A explosão da violência começou na terça-feira (9) com ataques israelenses contra o movimento Jihad Islâmica, considerado "terrorista" por Israel, UE e Estados Unidos.
Na manhã desta quinta-feira, o exército israelense anunciou que atacou uma plataforma de lançamento de obuses da Jihad Islâmica. Algumas horas antes, as Forças Armadas do Estado hebreu anunciaram que mataram um líder militar do movimento.
A organização anunciou que lançou durante a manhã uma nova série de foguetes contra o território israelense, onde as sirenes de alerta foram acionadas em várias cidades.
Desde o início dos disparos de foguetes na quarta-feira, 507 projéteis foram lançados na direção de Israel e 154 foram interceptados pelo sistema de defesa antiaérea, segundo o exército.
O ministério da Saúde de Gaza, governado pelo grupo islâmico Hamas, anunciou um balanço de 25 mortos, incluindo várias crianças, e 76 feridos desde terça-feira.

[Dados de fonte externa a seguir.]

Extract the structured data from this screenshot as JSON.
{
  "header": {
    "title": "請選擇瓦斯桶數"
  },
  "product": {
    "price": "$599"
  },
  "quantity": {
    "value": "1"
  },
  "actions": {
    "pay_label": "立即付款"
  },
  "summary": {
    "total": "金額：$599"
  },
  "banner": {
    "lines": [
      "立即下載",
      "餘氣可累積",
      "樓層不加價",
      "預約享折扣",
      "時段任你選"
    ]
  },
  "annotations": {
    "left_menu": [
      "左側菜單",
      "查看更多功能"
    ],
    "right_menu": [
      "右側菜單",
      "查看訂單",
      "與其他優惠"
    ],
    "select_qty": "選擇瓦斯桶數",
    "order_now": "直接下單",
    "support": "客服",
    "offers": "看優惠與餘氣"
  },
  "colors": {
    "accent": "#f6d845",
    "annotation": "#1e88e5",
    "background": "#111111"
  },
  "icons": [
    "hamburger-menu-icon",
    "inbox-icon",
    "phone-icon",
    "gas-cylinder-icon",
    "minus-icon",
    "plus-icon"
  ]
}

Os ataques israelenses mataram combatentes da Jihad Islâmica e da Frente Popular para a Libertação da Palestina (FPLP), informaram os dois grupos armados.
Os serviços de emergência de Israel não relataram vítimas no país.
"Ainda estamos no meio da operação", declarou na quarta-feira à noite o primeiro-ministro israelense, Benjamin Netanyahu.
"Aqueles que provocam danos, aqueles que enviam terroristas, pagarão o preço", acrescentou.
O governo do Irã, que apoia a Jihad Islâmica, denunciou o que chamou de "atrocidades dos sionistas".
"A Palestina e seus grupos de resistência estão unidos, decididos e equipados", afirmou no Twitter o porta-voz do ministério iraniano das Relações Exteriores, Naser Kanani. Ele também declarou que com os ataques, Israel não conseguirá nada mais que a "derrota".
Na cidade de Gaza, os estabelecimentos comerciais estavam fechados e as ruas desertas nesta quinta-feira.
Em Beit Lahia, norte da Faixa de Gaza, os moradores contabilizavam os danos após um ataque israelense que destruiu um edifício de três andares.
"Havua crianças nesta casa. Não havia lança-mísseis ou armas", declarou Um Rani al Masri, 65 anos.
A Jihad Islâmica afirmou que "os assassinatos israelenses não ficarão impunes" e que "todas as opções estão sobre a mesa".
O Hamas destacou que os lançamentos de foguetes procedem da "resistência unificada" e constituem uma resposta "aos massacres" executados pelo exército israelense.
O Egito, mediador habitual entre Israel e os grupos armados de Gaza, está tentando negociar um cessar-fogo.
Mohammed al Hindi, secretário do departamento político da Jihad Islâmica, viajou para o Cairo.
- "Não temos medo" -
Desde os primeiros lançamentos de foguetes palestinos, as sirenes foram acionadas inclusive na área metropolitana de Tel Aviv e na cidade de Beersheva, no sul de Israel.
Em Ashkelon, a 20 km do norte da Faixa de Gaza, os estabelecimentos comerciais abriram nesta quinta-feira e os moradores retomaram as tarefas diárias.
"Não é a primeira vez que (foguetes) atingem minha casa, mas não tenho medo", declarou à AFP Miriam Keren, 78 anos. "No começo ficamos em estado de choque, mas não temos medo, é apenas muito desagradável".
Em agosto de 2022, três dias de confrontos entre Israel e a Jihad Islâmica terminaram com 49 palestinos mortos, incluindo 19 crianças, de acordo com a ONU. Mais de mil foguetes foram lançados de Gaza contra Israel e três pessoas ficaram feridas.